The string that can be split is of the form:

  Y:M:W:D:H:MN:S

Any field may have a sign, but they are optional.

Fields may be omitted entirely. For example:

  D:H:MN:S
  D:::S

are both valid.

The string or list output is normalized unless the B<nonorm> option is passed in.

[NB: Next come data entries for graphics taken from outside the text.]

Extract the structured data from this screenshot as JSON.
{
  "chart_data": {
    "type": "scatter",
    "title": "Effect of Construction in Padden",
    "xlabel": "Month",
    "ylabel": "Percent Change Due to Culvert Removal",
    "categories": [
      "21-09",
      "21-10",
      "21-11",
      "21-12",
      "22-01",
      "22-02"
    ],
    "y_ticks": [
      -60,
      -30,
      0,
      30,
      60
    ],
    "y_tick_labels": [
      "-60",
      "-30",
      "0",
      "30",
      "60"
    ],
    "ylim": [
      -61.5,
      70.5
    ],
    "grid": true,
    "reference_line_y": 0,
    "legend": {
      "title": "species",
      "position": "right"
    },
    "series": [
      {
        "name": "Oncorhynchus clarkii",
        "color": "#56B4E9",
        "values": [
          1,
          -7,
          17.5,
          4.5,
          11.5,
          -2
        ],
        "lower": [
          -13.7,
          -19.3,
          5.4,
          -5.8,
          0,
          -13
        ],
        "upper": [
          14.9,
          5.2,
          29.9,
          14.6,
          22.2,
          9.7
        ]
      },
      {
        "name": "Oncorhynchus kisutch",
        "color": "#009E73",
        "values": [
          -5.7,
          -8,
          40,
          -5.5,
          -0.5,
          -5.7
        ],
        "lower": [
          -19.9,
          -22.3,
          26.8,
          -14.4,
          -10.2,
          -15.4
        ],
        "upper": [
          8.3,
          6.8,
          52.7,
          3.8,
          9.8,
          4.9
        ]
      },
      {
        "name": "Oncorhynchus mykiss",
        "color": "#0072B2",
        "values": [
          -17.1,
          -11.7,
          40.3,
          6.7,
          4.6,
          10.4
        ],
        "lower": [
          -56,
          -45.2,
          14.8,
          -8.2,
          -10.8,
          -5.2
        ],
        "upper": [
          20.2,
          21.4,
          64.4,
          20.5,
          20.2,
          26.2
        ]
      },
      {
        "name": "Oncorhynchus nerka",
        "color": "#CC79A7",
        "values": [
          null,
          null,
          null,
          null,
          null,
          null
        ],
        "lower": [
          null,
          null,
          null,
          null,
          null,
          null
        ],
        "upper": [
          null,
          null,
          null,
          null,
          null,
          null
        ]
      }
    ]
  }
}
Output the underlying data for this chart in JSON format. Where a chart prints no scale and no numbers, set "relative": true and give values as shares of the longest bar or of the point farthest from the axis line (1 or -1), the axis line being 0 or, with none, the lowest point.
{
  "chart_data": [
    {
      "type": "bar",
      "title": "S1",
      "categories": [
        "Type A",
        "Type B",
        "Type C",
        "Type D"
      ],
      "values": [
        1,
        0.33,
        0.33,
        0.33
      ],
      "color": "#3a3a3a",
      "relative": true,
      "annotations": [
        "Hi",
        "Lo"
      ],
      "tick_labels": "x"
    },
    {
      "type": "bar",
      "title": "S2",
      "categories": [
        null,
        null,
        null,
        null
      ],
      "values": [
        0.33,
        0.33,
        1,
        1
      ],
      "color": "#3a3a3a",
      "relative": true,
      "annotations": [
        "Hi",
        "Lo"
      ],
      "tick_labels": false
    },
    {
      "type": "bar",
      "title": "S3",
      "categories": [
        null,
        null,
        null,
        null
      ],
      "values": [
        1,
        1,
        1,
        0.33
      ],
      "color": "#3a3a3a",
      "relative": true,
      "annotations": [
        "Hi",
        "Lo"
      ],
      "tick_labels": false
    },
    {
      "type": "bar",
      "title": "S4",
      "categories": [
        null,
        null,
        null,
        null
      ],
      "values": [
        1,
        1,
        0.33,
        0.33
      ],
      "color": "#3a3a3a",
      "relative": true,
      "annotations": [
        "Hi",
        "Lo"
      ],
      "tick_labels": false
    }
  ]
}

The type of the delta (which determines how it will be normalized) will be
automatically determined if not specified.  The type will default to the
value given in the table below based on the FIRST condition that is true.

   default_type  condition

   estimated     any field is a non-integer
   approx        any of the approximate fields are non-zero
   semi          any of the semi-exact fields are non-zero
   exact         only the exact fields are non-zero

=back

=item B<week1_day1>

   $ymd = $dmb->week1_day1($y);

This returns the date of the 1st day of the 1st week in the given year.
Note that this uses the ISO 8601 definition of week, so the year returned
may be the year before the one passed in.

This uses the FirstDay and Jan1Week1 config variables to evaluate the
results.

=item B<weeks_in_year>

   $w = $dmb->weeks_in_year($y);

This returns the number of ISO 8601 weeks in the year. It will always be
52 or 53.

=item B<week_of_year>

   ($y,$w) = $dmb->week_of_year($date);
   ($y,$w) = $dmb->week_of_year($ymd);

This returns the week number (1-53) of the given date and the year
that it falls in. Since the ISO 8601 definition of a week is used, the
year returned is not necessarily the one passed in (it may differ for
the first or last week of the year).

The inverse operation is also available:

   $ymd = $dmb->week_of_year($y,$w);

which returns the first day of the given week.

This uses the FirstDay and Jan1Week1 config variables to evaluate the
results.

=back

=head1 KNOWN BUGS

None known.

=head1 BUGS AND QUESTIONS

Please refer to the L<Date::Manip::Problems> documentation for
information on submitting bug reports or questions to the author.

=head1 SEE ALSO

L<Date::Manip>        - main module documentation

=head1 LICENSE

This script is free software; you can redistribute it and/or
modify it under the same terms as Perl itself.